Caruana penny wise and pound foolish, says Montegriffo

GSLP/Libs has declared that they find it quite incredible that the Government should continue to argue that its policy is to require public spending to be kept to the amounts approved at budget time by the House of Assembly.

They have also accused Chief Minister Peter Caruana of being “penny wise and pound foolish in his attitude to controlling public spending.”

In a statement to the Chronicle yesterday, Opposition spokeswoman for Health Mari Montegriffo said:

In this year’s budget the Minister for Health, Ernest Britto, sought approval for a sum of £400,000 to meet the fees of the consultancy on clinical governance in the Health Service for the twelve months from 1 April 2004 to 31 March 2005. However, in November 2004, the Government transferred a further sum of £350,000 to pay additional fees for this consultancy, exceeding the original amount for the year by no less than 87.5%. As if this were not enough a further £200,000 was provided in January of this year, bringing excess expenditure in this head to £550,000 an increase of 137.5% over the amount in the approved budget which had been £400,000.

It’s a bit rich, therefore, for the Chief Minister to say, as he did recently to the business community – “If the Government exercises normal and prudent budget discipline by requiring Departments to stick to the spending authorised by the House of Assembly (which, by the way, is a legal requirement), this too is presented as a shortage of money.

He then accused the Opposition of having a philosophy that the sound management of our collective finances is to allow everybody to spend as much public money as they like, every year, year in year out adding that this was not serious economics and not even kitchen economics.
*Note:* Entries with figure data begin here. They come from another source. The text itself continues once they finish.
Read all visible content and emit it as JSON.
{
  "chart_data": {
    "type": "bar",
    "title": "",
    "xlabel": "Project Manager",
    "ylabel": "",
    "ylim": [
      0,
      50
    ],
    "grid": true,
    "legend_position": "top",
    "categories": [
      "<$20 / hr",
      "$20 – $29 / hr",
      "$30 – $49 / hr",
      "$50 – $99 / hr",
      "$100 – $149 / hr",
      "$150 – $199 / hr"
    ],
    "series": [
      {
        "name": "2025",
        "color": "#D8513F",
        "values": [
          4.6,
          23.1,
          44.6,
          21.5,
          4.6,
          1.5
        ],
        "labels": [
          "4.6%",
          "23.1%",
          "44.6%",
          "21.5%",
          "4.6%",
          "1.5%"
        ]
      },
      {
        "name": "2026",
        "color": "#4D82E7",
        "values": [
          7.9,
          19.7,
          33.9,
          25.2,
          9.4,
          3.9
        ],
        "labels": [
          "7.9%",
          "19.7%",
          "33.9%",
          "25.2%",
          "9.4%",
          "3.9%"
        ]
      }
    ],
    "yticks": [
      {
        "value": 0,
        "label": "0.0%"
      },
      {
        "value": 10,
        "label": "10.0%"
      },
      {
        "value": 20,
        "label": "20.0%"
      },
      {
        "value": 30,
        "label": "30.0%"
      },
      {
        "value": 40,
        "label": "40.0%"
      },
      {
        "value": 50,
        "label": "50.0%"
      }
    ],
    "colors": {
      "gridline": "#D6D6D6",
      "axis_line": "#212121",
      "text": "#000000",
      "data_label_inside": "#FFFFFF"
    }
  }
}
It is a moot point just what kind of economics Mr Caruana thinks it is, to exceed the budget approved by the House on one particular item, by well over half a million pounds.
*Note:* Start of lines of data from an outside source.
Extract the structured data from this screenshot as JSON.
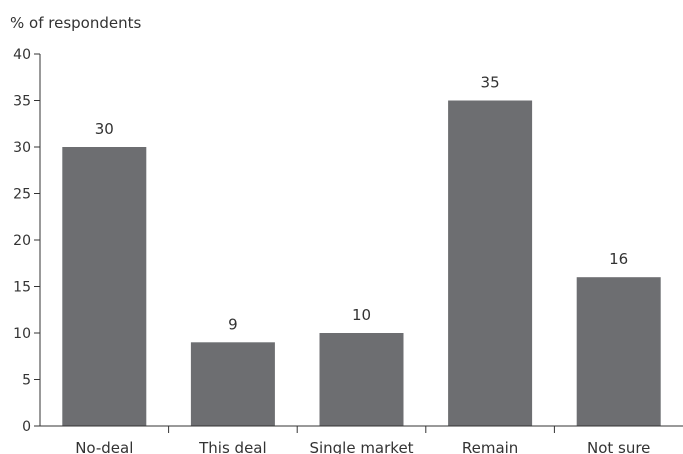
{
  "chart_data": {
    "type": "bar",
    "ylabel": "% of respondents",
    "xlabel": "",
    "categories": [
      "No-deal",
      "This deal",
      "Single market",
      "Remain",
      "Not sure"
    ],
    "values": [
      30,
      9,
      10,
      35,
      16
    ],
    "data_labels": [
      "30",
      "9",
      "10",
      "35",
      "16"
    ],
    "ylim": [
      0,
      40
    ],
    "yticks": [
      0,
      5,
      10,
      15,
      20,
      25,
      30,
      35,
      40
    ],
    "grid": false,
    "legend": "none",
    "bar_color": "#6d6e71",
    "axis_color": "#333333"
  }
}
The Opposition considers that the responsibility for expenditure on some things is what creates the restrictions on the availability of funds for other things, and that this is the exercise of judgment for which the Government is politically answerable.


Commenting on the situation, Mari Montegriffo said that the fact that Mr Caruana quotes as evidence of the Government’s normal and prudent budgetary discipline, the decision to repair a broken down motorbike, and at the same time is quite relaxed about exceeding fees paid to experts for consultancies by more than half a million pounds, suggests that Mr Caruana is being penny wise and pound foolish in his attitude to controlling public spending.